Monday afternoon Hartman covered compliance, and there are three more meetings to come: two sessions Tuesday will cover technology and integrity and information, and the final session on Wednesday morning will cover responsible gaming.
Stakeholders want clarification on prop bets
Colorado legalized sports betting by referendum in November and the new law mandates that sports betting be up and running by May 1, 2020. The law allows for retail and mobile sports betting. Hartman said 77 people and 55 companies would be part of the discussion this week.
During the general rules session Monday morning, stakeholders and Hartman agreed that the intent of the law is for betting on high school sports to be prohibited and that betting on e-sports would be allowed. Stakeholders also asked for a more clear definition of prop bets.
The discussion also included talk about how taxes would be paid to the state, the licensing timeline and a reminder from William Hill’s Danielle Boyd that sports betting is a low-margin business and that for every $1 billion in handle, only about $50 million would be taxable revenue.
Administrative costs projected to be $2.5 mm
In the afternoon session, which focused on compliance, there was extended discussion about how fees would be charged, as the regulations currently have a sliding scale for what fees will be charged to operators for each sport that they will offer betting on. According to Hartman, the fiscal note with the new law suggests it will cost $2.5 mm for the state to run sports betting. That cost will be split by the number of operators that are active in the state. There are currently 33.

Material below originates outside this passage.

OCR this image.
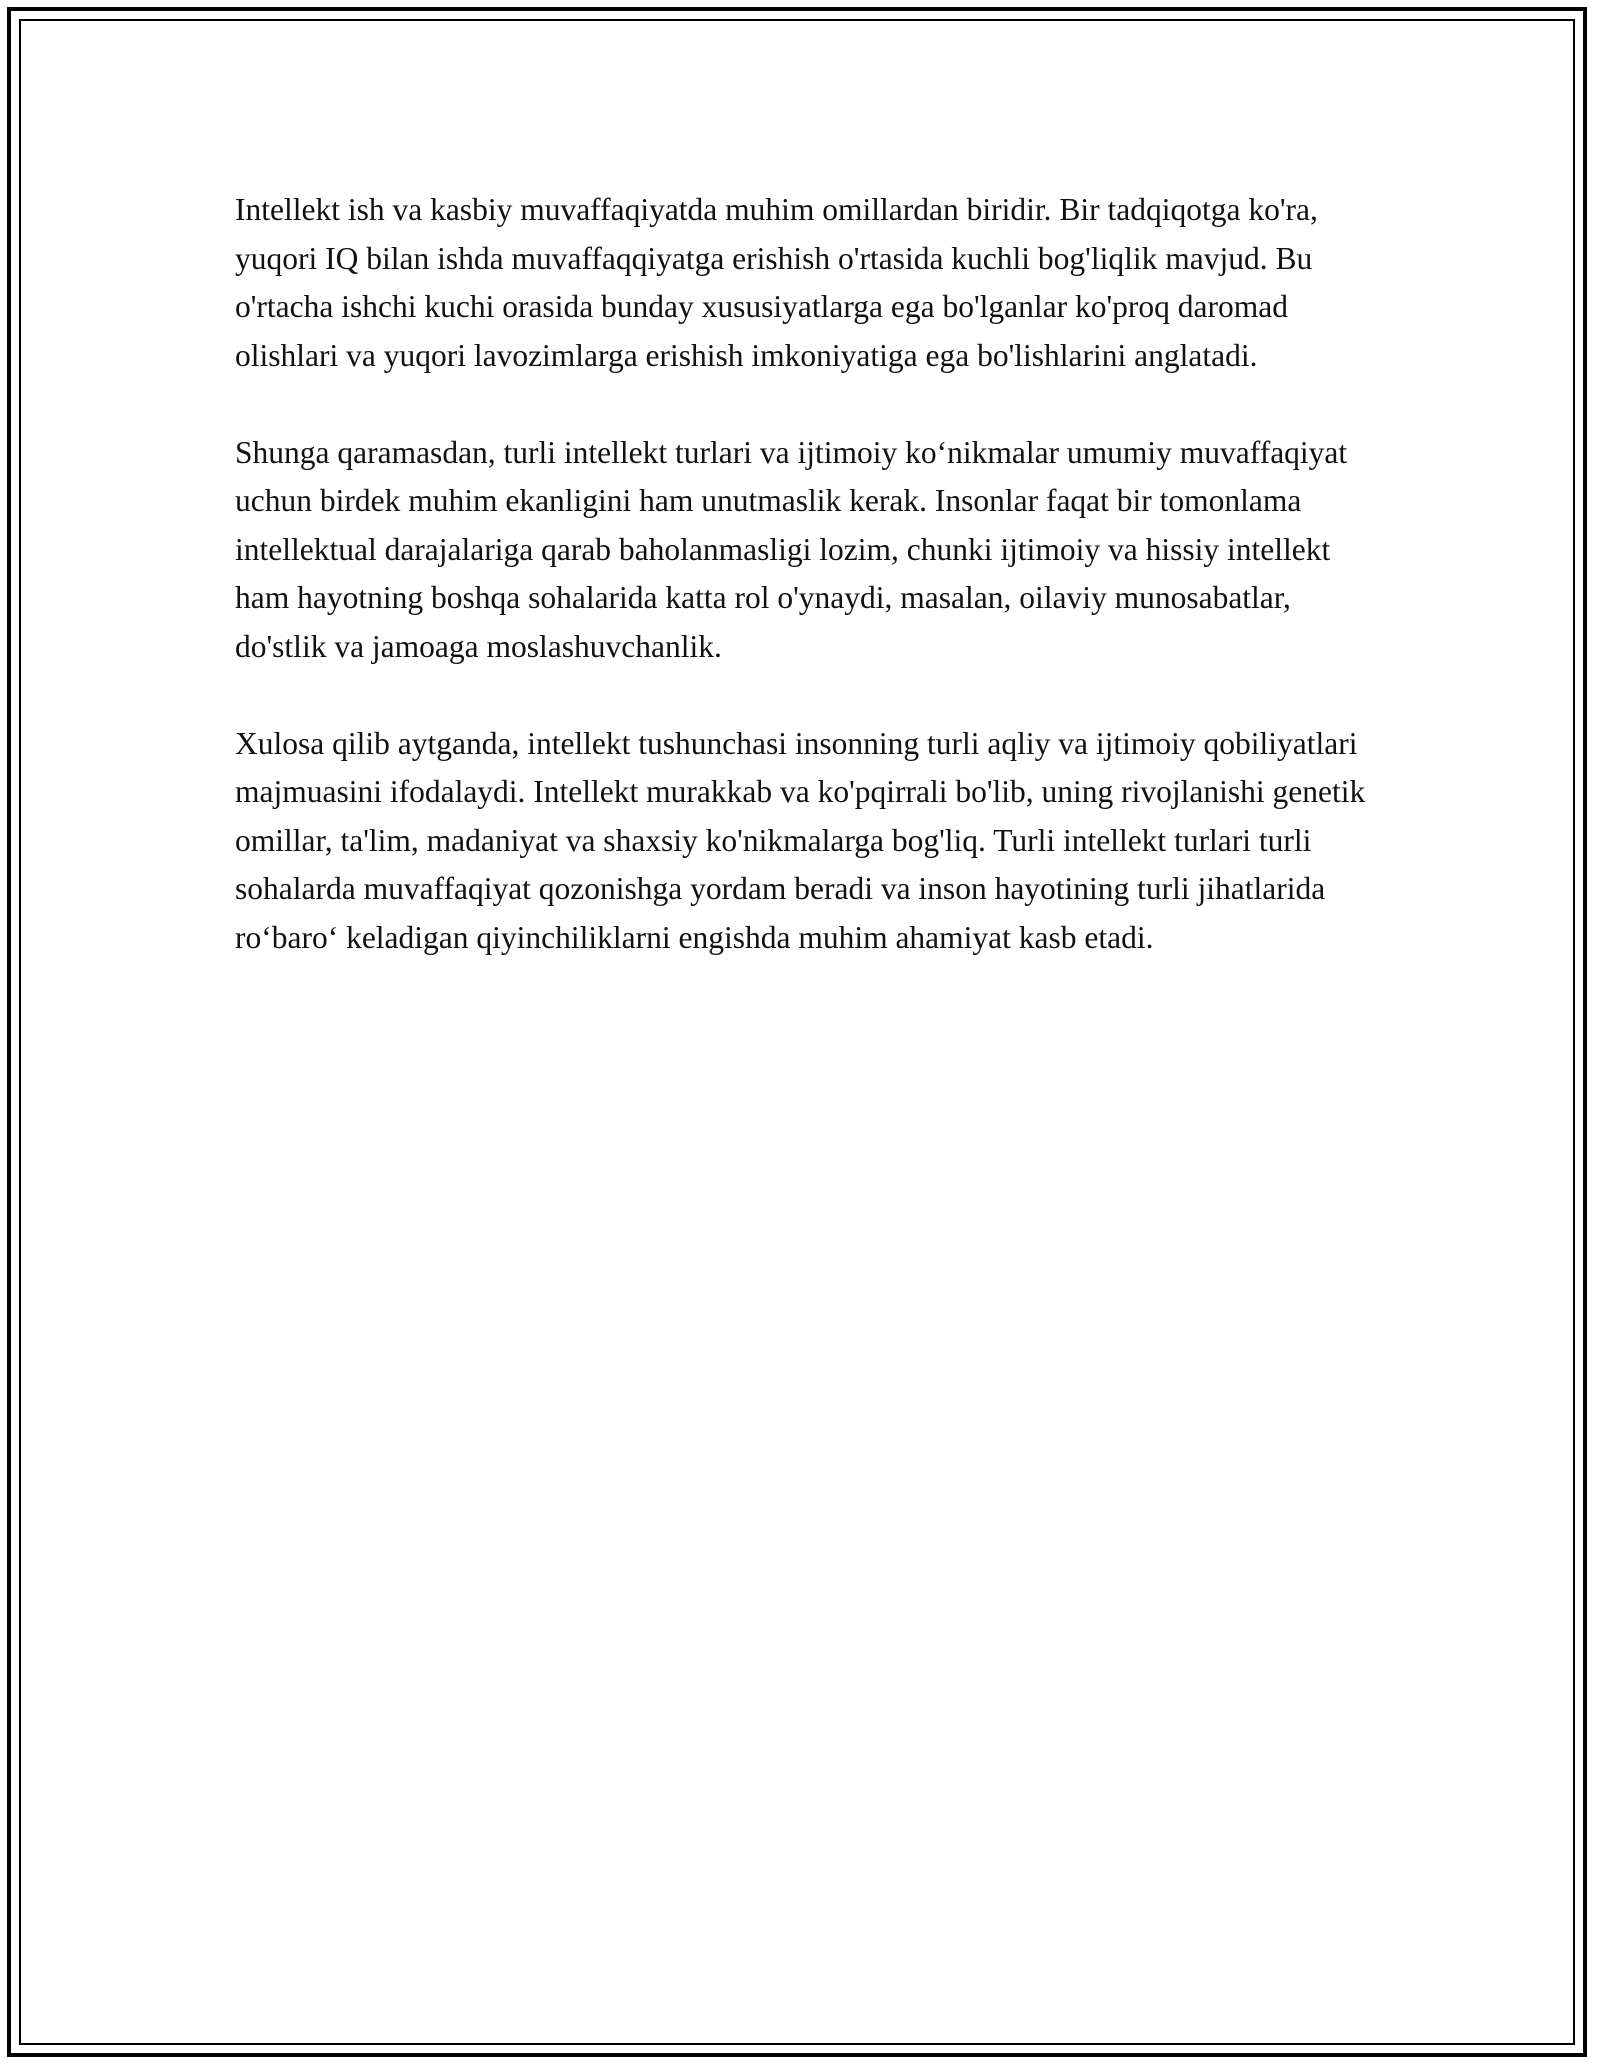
Intellekt ish va kasbiy muvaffaqiyatda muhim omillardan biridir. Bir tadqiqotga ko'ra, yuqori IQ bilan ishda muvaffaqqiyatga erishish o'rtasida kuchli bog'liqlik mavjud. Bu o'rtacha ishchi kuchi orasida bunday xususiyatlarga ega bo'lganlar ko'proq daromad olishlari va yuqori lavozimlarga erishish imkoniyatiga ega bo'lishlarini anglatadi.

Shunga qaramasdan, turli intellekt turlari va ijtimoiy ko‘nikmalar umumiy muvaffaqiyat uchun birdek muhim ekanligini ham unutmaslik kerak. Insonlar faqat bir tomonlama intellektual darajalariga qarab baholanmasligi lozim, chunki ijtimoiy va hissiy intellekt ham hayotning boshqa sohalarida katta rol o'ynaydi, masalan, oilaviy munosabatlar, do'stlik va jamoaga moslashuvchanlik.

Xulosa qilib aytganda, intellekt tushunchasi insonning turli aqliy va ijtimoiy qobiliyatlari majmuasini ifodalaydi. Intellekt murakkab va ko'pqirrali bo'lib, uning rivojlanishi genetik omillar, ta'lim, madaniyat va shaxsiy ko'nikmalarga bog'liq. Turli intellekt turlari turli sohalarda muvaffaqiyat qozonishga yordam beradi va inson hayotining turli jihatlarida ro‘baro‘ keladigan qiyinchiliklarni engishda muhim ahamiyat kasb etadi.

Stakeholders also touched on testing and certification, self-exclusion, and the use of kiosks.
Where other states have developed regulations and worked toward going live with sports betting behind closed doors, Colorado’s approach is exactly the opposite. Throughout the meetings, Hartman and his staff asked stakeholders to make suggestions, offer up examples of where specific rules or policies work and to be continually be in touch with his office.
“I really want to hear what works and what we can do better,” he said.